El Grupo Volkswagen está inmerso en una de las mayores transformaciones de su historia. El fabricante alemán ha confirmado que avanza en un ambicioso plan de reestructuración que contempla la eliminación de hasta 50.000 puestos de trabajo en Alemania antes de 2030 y una drástica reducción de su capacidad productiva, con el objetivo de adaptarse a un mercado automovilístico cada vez más competitivo y desafiante.

La compañía ya ha acordado la salida de más de 28.000 empleados y prevé que solo durante este año cerca de 19.000 trabajadores abandonen la empresa. El ajuste afecta a varias de las principales divisiones del grupo, incluyendo Volkswagen, Audi, Porsche y la unidad de software Cariad.

Detrás de esta decisión se encuentra una combinación de factores que está presionando los resultados del fabricante europeo. La desaceleración de la demanda global, el exceso de capacidad industrial, el aumento de los costes operativos y el avance de los fabricantes chinos están obligando a las grandes marcas tradicionales a replantear sus estrategias de negocio.

Además del ajuste laboral, Volkswagen ha decidido reducir significativamente su capacidad de producción. Antes de la pandemia, el grupo estaba preparado para fabricar más de 12 millones de vehículos al año.

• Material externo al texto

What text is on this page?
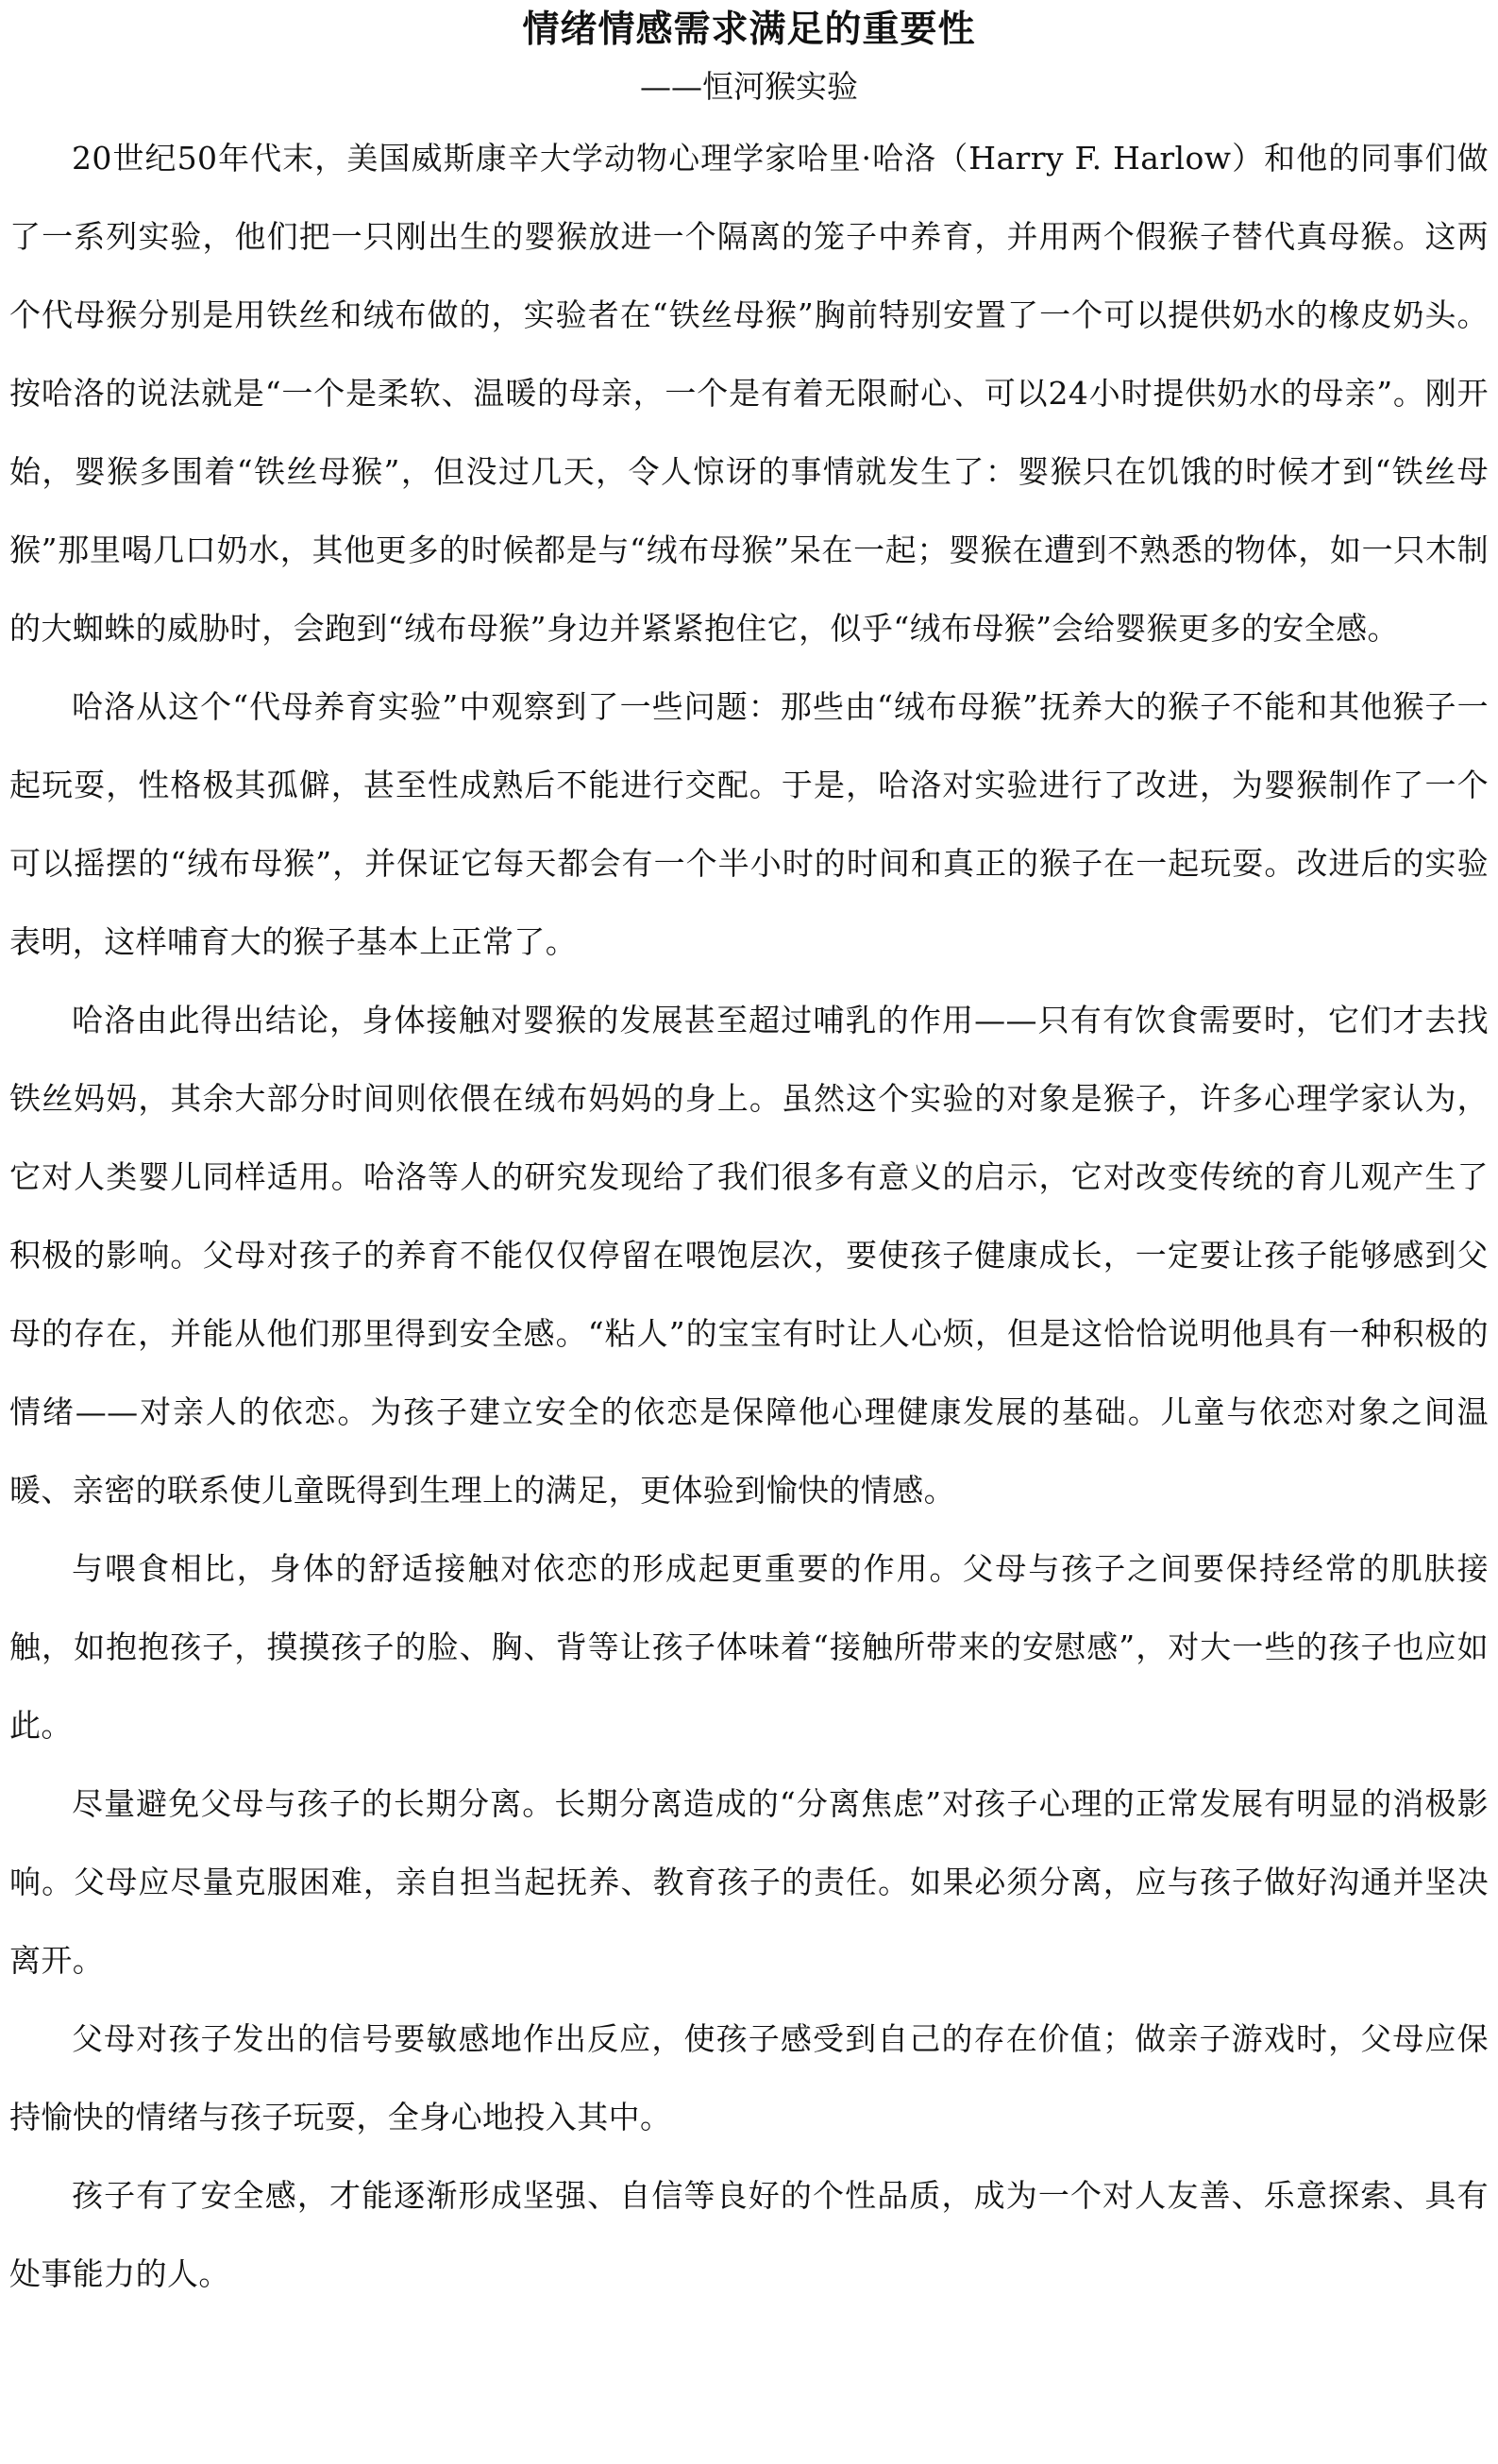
情绪情感需求满足的重要性
——恒河猴实验

20世纪50年代末，美国威斯康辛大学动物心理学家哈里·哈洛（Harry F. Harlow）和他的同事们做了一系列实验，他们把一只刚出生的婴猴放进一个隔离的笼子中养育，并用两个假猴子替代真母猴。这两个代母猴分别是用铁丝和绒布做的，实验者在“铁丝母猴”胸前特别安置了一个可以提供奶水的橡皮奶头。按哈洛的说法就是“一个是柔软、温暖的母亲，一个是有着无限耐心、可以24小时提供奶水的母亲”。刚开始，婴猴多围着“铁丝母猴”，但没过几天，令人惊讶的事情就发生了：婴猴只在饥饿的时候才到“铁丝母猴”那里喝几口奶水，其他更多的时候都是与“绒布母猴”呆在一起；婴猴在遭到不熟悉的物体，如一只木制的大蜘蛛的威胁时，会跑到“绒布母猴”身边并紧紧抱住它，似乎“绒布母猴”会给婴猴更多的安全感。

哈洛从这个“代母养育实验”中观察到了一些问题：那些由“绒布母猴”抚养大的猴子不能和其他猴子一起玩耍，性格极其孤僻，甚至性成熟后不能进行交配。于是，哈洛对实验进行了改进，为婴猴制作了一个可以摇摆的“绒布母猴”，并保证它每天都会有一个半小时的时间和真正的猴子在一起玩耍。改进后的实验表明，这样哺育大的猴子基本上正常了。

哈洛由此得出结论，身体接触对婴猴的发展甚至超过哺乳的作用——只有有饮食需要时，它们才去找铁丝妈妈，其余大部分时间则依偎在绒布妈妈的身上。虽然这个实验的对象是猴子，许多心理学家认为，它对人类婴儿同样适用。哈洛等人的研究发现给了我们很多有意义的启示，它对改变传统的育儿观产生了积极的影响。父母对孩子的养育不能仅仅停留在喂饱层次，要使孩子健康成长，一定要让孩子能够感到父母的存在，并能从他们那里得到安全感。“粘人”的宝宝有时让人心烦，但是这恰恰说明他具有一种积极的情绪——对亲人的依恋。为孩子建立安全的依恋是保障他心理健康发展的基础。儿童与依恋对象之间温暖、亲密的联系使儿童既得到生理上的满足，更体验到愉快的情感。

与喂食相比，身体的舒适接触对依恋的形成起更重要的作用。父母与孩子之间要保持经常的肌肤接触，如抱抱孩子，摸摸孩子的脸、胸、背等让孩子体味着“接触所带来的安慰感”，对大一些的孩子也应如此。

尽量避免父母与孩子的长期分离。长期分离造成的“分离焦虑”对孩子心理的正常发展有明显的消极影响。父母应尽量克服困难，亲自担当起抚养、教育孩子的责任。如果必须分离，应与孩子做好沟通并坚决离开。

父母对孩子发出的信号要敏感地作出反应，使孩子感受到自己的存在价值；做亲子游戏时，父母应保持愉快的情绪与孩子玩耍，全身心地投入其中。

孩子有了安全感，才能逐渐形成坚强、自信等良好的个性品质，成为一个对人友善、乐意探索、具有处事能力的人。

Sin embargo, la nueva realidad del mercado ha llevado a la compañía a fijar como objetivo una producción cercana a los 9 millones de unidades anuales, lo que supone una reducción de aproximadamente tres millones de vehículos.

Durante los últimos dos años, el fabricante ya ha eliminado capacidad equivalente a dos millones de automóviles en Europa y China. Aun así, los planes de ajuste continúan con nuevos recortes previstos tanto en el mercado chino como en varias instalaciones europeas.

Según el consejero delegado del grupo, Oliver Blume, las medidas adoptadas hasta ahora han permitido generar ahorros cercanos a los 1.000 millones de euros y reducir más de un 20% los costes de fabricación en Alemania. Sin embargo, la compañía reconoce que estos avances se han visto parcialmente neutralizados por el complejo entorno económico internacional.

Volkswagen también está simplificando su estructura empresarial mediante la reducción de plataformas, la optimización de procesos industriales y una mayor autonomía para sus regiones operativas. No obstante, la dirección admite que podrían ser necesarias nuevas medidas durante los próximos meses para garantizar la rentabilidad futura del grupo y mantener su competitividad en un sector que atraviesa una profunda transformación tecnológica y comercial.